Now Open: Greater Toronto Art 2024, March 22–July 28.

P.Mansaram, Rear View Mirror #103, 1968. © ROM (Royal Ontario Museum), Toronto, Canada. Courtesy of ROM.

P.Mansaram, Devi, 1965. © ROM (Royal Ontario Museum), Toronto, Canada. Courtesy of ROM.

P.Mansaram

Greater Toronto Art 2024

P.Mansaram (b. 1934 Mt. Abu, Rajasthan, Western India, d. 2020 in Burlington, Ontario) studied at the Sir J. J. School of Art, Mumbai, and later at the Rijksakademie, Amsterdam. In 1966, he migrated to Canada with his wife, artist Tarunika, and three-month-old daughter, Mila. He formed a friendship with Canadian philosopher Marshall McLuhan that would last throughout their lives. Interested in media, daily life, and cultural signs, P.Mansaram experimented with various techniques, from printmaking and painting, to photography, textiles, xerox art, and video. The technique of collage pervades much of Mansaram’s work, serving as an artistic approach that mirrored his experience as a diaspora artist. He exhibited many of these works in India and southern Ontario throughout the 1970s and 1980s, including in New Delhi, Mumbai, Hamilton, Oakville, and Toronto. The last exhibition before his death took place at the Art Museum at the University of Toronto, which then traveled to the Art Gallery of Burlington and the Surrey Art Gallery.
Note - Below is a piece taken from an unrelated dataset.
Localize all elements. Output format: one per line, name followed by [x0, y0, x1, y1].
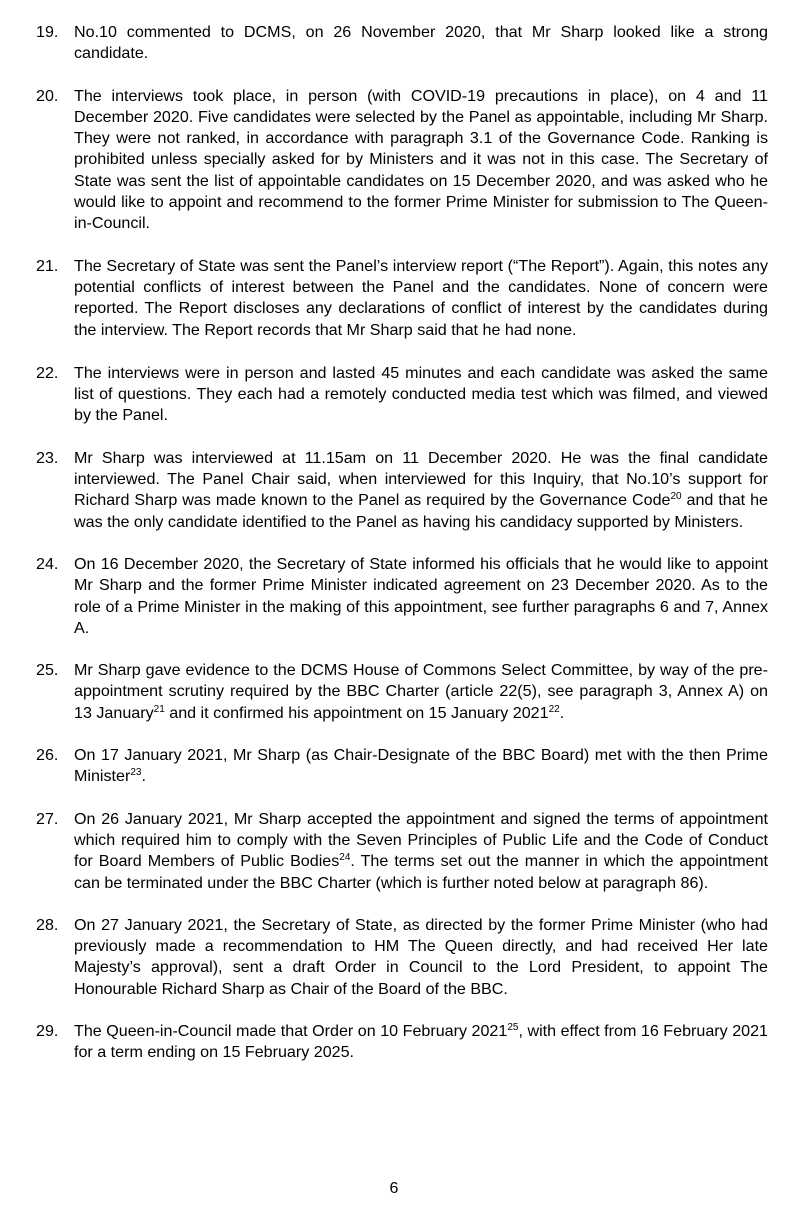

P.Mansaram’s work is held in the collections of the Royal Ontario Museum (Toronto), National Gallery of Canada (Ottawa), Art Gallery of Hamilton, Art Gallery of Mississauga, and the estate of Marshall McLuhan, among other private collections.

For GTA24, MOCA will be featuring five mixed-media works by P.Mansaram made between 1965 and 1969, that reflect the late artist’s dedication to experimentation, and his deep interest in new media, cultural signs, and signifiers.